Allan later presented a show with Roger Mugisha and the catch phrase then was ‘Mugisa and Mugisha’. Like a rascal, he enjoyed probing his partner on air, often asking things that would annoy but for Allan, only caused laughter.
Of course, humour moved in his veins. His father Dr Tumusiime Rushedge, aka Tom Rush, was a revered Sunday Vision columnist and cartoon strip artist.
Allan was one of the few big talents in that era of radio wave not to have crossed the River Nile for studies in Kamuli as he went to Budo and Makerere College before joining Makerere University for a degree in Food Science and Technology, a course he abandoned in third year – despite being on government sponsorship – to live his radio dream.
Unfortunately, Allan battled alcohol and smoking addiction. He tried hard to stop the habit, including getting ‘saved’ but life kept happening.
After losing his son with lover Maggie, Albert Jason Mugisa, on Christmas Eve of 2005, he was left a broken man, leading to his death two years later.
Along with Peter Loshode and Rasta Rob MC, Allan The Cantankerous One Mugisa remains one of the most entertaining presenters in the private FM radio era.

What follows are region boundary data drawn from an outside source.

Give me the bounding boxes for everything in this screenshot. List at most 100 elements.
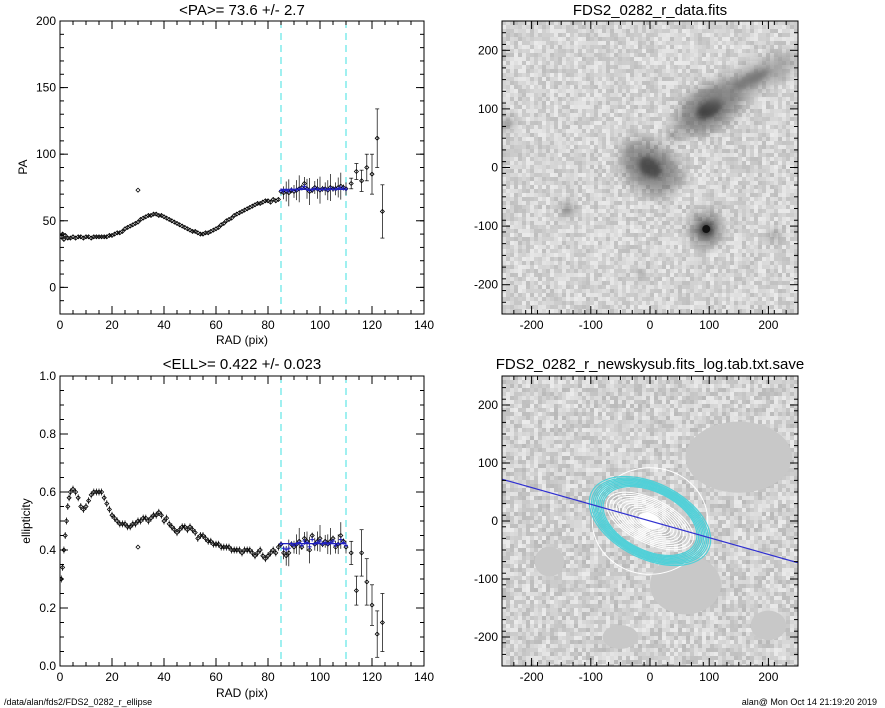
sky-noise-pixel bbox=[794, 225, 798, 229]
sky-noise-pixel bbox=[662, 77, 666, 81]
sky-noise-pixel bbox=[502, 209, 506, 213]
sky-noise-pixel bbox=[606, 133, 610, 137]
sky-noise-pixel bbox=[622, 89, 626, 93]
sky-noise-pixel bbox=[510, 161, 514, 165]
sky-noise-pixel bbox=[746, 45, 750, 49]
sky-noise-pixel bbox=[594, 157, 598, 161]
sky-noise-pixel bbox=[646, 45, 650, 49]
data-point bbox=[177, 527, 183, 533]
sky-noise-pixel bbox=[754, 149, 758, 153]
sky-noise-pixel bbox=[718, 217, 722, 221]
sky-noise-pixel bbox=[646, 85, 650, 89]
sky-noise-pixel bbox=[626, 77, 630, 81]
sky-noise-pixel bbox=[542, 97, 546, 101]
sky-noise-pixel bbox=[514, 81, 518, 85]
sky-noise-pixel bbox=[774, 105, 778, 109]
outer-data-point bbox=[364, 579, 370, 585]
sky-noise-pixel bbox=[566, 149, 570, 153]
sky-noise-pixel bbox=[710, 177, 714, 181]
sky-noise-pixel bbox=[514, 61, 518, 65]
sky-noise-pixel bbox=[722, 69, 726, 73]
sky-noise-pixel bbox=[510, 165, 514, 169]
sky-noise-pixel bbox=[742, 145, 746, 149]
sky-noise-pixel bbox=[706, 209, 710, 213]
sky-noise-pixel bbox=[542, 229, 546, 233]
sky-noise-pixel bbox=[782, 41, 786, 45]
sky-noise-pixel bbox=[626, 49, 630, 53]
sky-noise-pixel bbox=[626, 81, 630, 85]
sky-noise-pixel bbox=[766, 101, 770, 105]
sky-noise-pixel bbox=[510, 225, 514, 229]
sky-noise-pixel bbox=[622, 45, 626, 49]
sky-noise-pixel bbox=[526, 201, 530, 205]
sky-noise-pixel bbox=[554, 173, 558, 177]
sky-noise-pixel bbox=[530, 233, 534, 237]
sky-noise-pixel bbox=[670, 69, 674, 73]
sky-noise-pixel bbox=[762, 173, 766, 177]
sky-noise-pixel bbox=[718, 185, 722, 189]
sky-noise-pixel bbox=[566, 57, 570, 61]
sky-noise-pixel bbox=[618, 141, 622, 145]
sky-noise-pixel bbox=[618, 169, 622, 173]
sky-noise-pixel bbox=[742, 121, 746, 125]
sky-noise-pixel bbox=[590, 29, 594, 33]
sky-noise-pixel bbox=[714, 37, 718, 41]
sky-noise-pixel bbox=[602, 61, 606, 65]
sky-noise-pixel bbox=[502, 65, 506, 69]
sky-noise-pixel bbox=[578, 121, 582, 125]
sky-noise-pixel bbox=[530, 221, 534, 225]
sky-noise-pixel bbox=[510, 241, 514, 245]
sky-noise-pixel bbox=[614, 129, 618, 133]
sky-noise-pixel bbox=[750, 237, 754, 241]
sky-noise-pixel bbox=[770, 157, 774, 161]
sky-noise-pixel bbox=[510, 157, 514, 161]
sky-noise-pixel bbox=[554, 185, 558, 189]
sky-noise-pixel bbox=[526, 73, 530, 77]
sky-noise-pixel bbox=[782, 77, 786, 81]
sky-noise-pixel bbox=[630, 53, 634, 57]
sky-noise-pixel bbox=[658, 33, 662, 37]
sky-noise-pixel bbox=[774, 145, 778, 149]
data-point bbox=[195, 535, 201, 541]
sky-noise-pixel bbox=[642, 201, 646, 205]
data-point bbox=[236, 547, 242, 553]
sky-noise-pixel bbox=[738, 61, 742, 65]
y-tick-label: 0 bbox=[49, 280, 56, 294]
sky-noise-pixel bbox=[730, 21, 734, 25]
sky-noise-pixel bbox=[526, 89, 530, 93]
sky-noise-pixel bbox=[634, 69, 638, 73]
sky-noise-pixel bbox=[734, 145, 738, 149]
sky-noise-pixel bbox=[534, 81, 538, 85]
sky-noise-pixel bbox=[562, 21, 566, 25]
sky-noise-pixel bbox=[618, 165, 622, 169]
sky-noise-pixel bbox=[778, 145, 782, 149]
sky-noise-pixel bbox=[714, 201, 718, 205]
sky-noise-pixel bbox=[666, 33, 670, 37]
sky-noise-pixel bbox=[594, 45, 598, 49]
sky-noise-pixel bbox=[614, 221, 618, 225]
fit-data-point bbox=[286, 550, 292, 556]
pa-y-axis-label: PA bbox=[16, 159, 30, 174]
sky-noise-pixel bbox=[522, 121, 526, 125]
sky-noise-pixel bbox=[590, 105, 594, 109]
sky-noise-pixel bbox=[726, 213, 730, 217]
sky-noise-pixel bbox=[506, 173, 510, 177]
sky-noise-pixel bbox=[530, 217, 534, 221]
sky-noise-pixel bbox=[574, 209, 578, 213]
sky-noise-pixel bbox=[526, 77, 530, 81]
sky-noise-pixel bbox=[794, 33, 798, 37]
sky-noise-pixel bbox=[694, 29, 698, 33]
sky-noise-pixel bbox=[542, 165, 546, 169]
sky-noise-pixel bbox=[562, 81, 566, 85]
sky-noise-pixel bbox=[638, 93, 642, 97]
sky-noise-pixel bbox=[538, 213, 542, 217]
sky-noise-pixel bbox=[742, 29, 746, 33]
sky-noise-pixel bbox=[746, 173, 750, 177]
sky-noise-pixel bbox=[686, 85, 690, 89]
sky-noise-pixel bbox=[526, 173, 530, 177]
sky-noise-pixel bbox=[530, 117, 534, 121]
sky-noise-pixel bbox=[682, 137, 686, 141]
sky-noise-pixel bbox=[558, 93, 562, 97]
sky-noise-pixel bbox=[554, 201, 558, 205]
sky-noise-pixel bbox=[746, 133, 750, 137]
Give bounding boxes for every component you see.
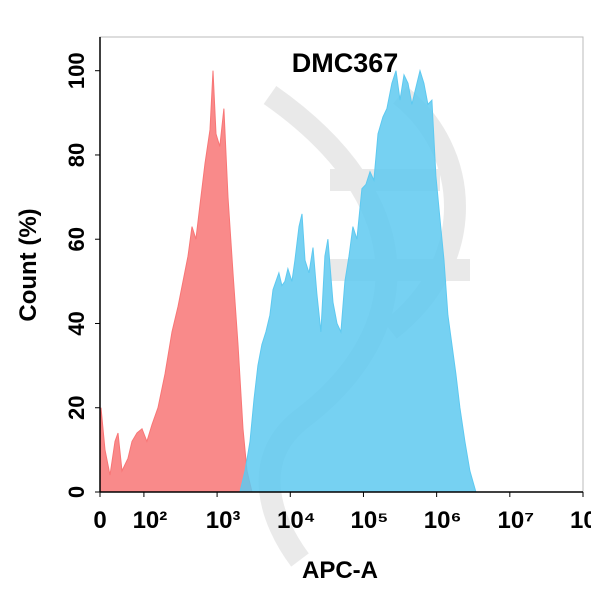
chart-title: DMC367 bbox=[292, 48, 399, 78]
x-axis-label: APC-A bbox=[302, 557, 378, 584]
histogram-area bbox=[99, 70, 253, 493]
x-tick-label: 10⁵ bbox=[350, 507, 388, 534]
y-tick-label: 0 bbox=[64, 486, 89, 498]
x-tick-label: 0 bbox=[93, 507, 106, 534]
y-tick-label: 60 bbox=[64, 227, 89, 251]
y-tick-label: 80 bbox=[64, 143, 89, 167]
x-tick-label: 10³ bbox=[206, 507, 241, 534]
y-tick-label: 100 bbox=[64, 52, 89, 89]
y-tick-label: 20 bbox=[64, 395, 89, 419]
y-tick-label: 40 bbox=[64, 311, 89, 335]
histogram-area bbox=[239, 68, 477, 493]
x-tick-label: 10⁴ bbox=[277, 507, 316, 534]
y-axis-label: Count (%) bbox=[15, 208, 42, 321]
x-tick-label: 10⁸ bbox=[570, 507, 591, 534]
x-tick-label: 10² bbox=[133, 507, 168, 534]
x-tick-label: 10⁷ bbox=[498, 507, 535, 534]
x-tick-label: 10⁶ bbox=[424, 507, 462, 534]
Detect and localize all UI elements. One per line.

Popularly known as Hajati Sematiko, she was the first Ugandan woman to read news in Luganda on radio. Mentored by Bbale Francis, what Sematiko started at Capital FM, she perfected at CBS radio. Until her death in 2010, Hajati Sematiko was one of the most celebrated Luganda news readers on radio.
Peter Nkwanga literally died while running to be on air for his show. The man who went by the stage name of Menton Summer was rushing from Mbale after a performance to catch up with his midnight radio show, Dance Mania, on CBS FM, when was involved in a car accident in 1997 in Iganga.
Along with Emperor Orlando, Menton Summer set out to enjoy himself as a musician as much as he did on air as a radio presenter. As he worked to popularize dancehall music through his radio show, Menton Summer produced hits such as Kanemu remix with Emperor Orlando and became a household name with Sirika Baby.
As an artiste already, his appeal among listeners just increased and the popularity of Dance Mania almost immediately rode on the popularity of Menton Summer, the musician. Perhaps this explains why Shanks Vivie’D could not maintain the same appeal when he took over the show after Menton Summer’s death despite being a better presenter.
Makumbi started his sports career at radio Sapentia before joining CBS as a sports commentator and kadongokamu presenter. The latter programme he would later carry on to Bukedde TV.
Makumbi, who tried his hands in kadongo kamu music with songs such as Flower and Endaga Bitonde, succumbed to cancer in 2016.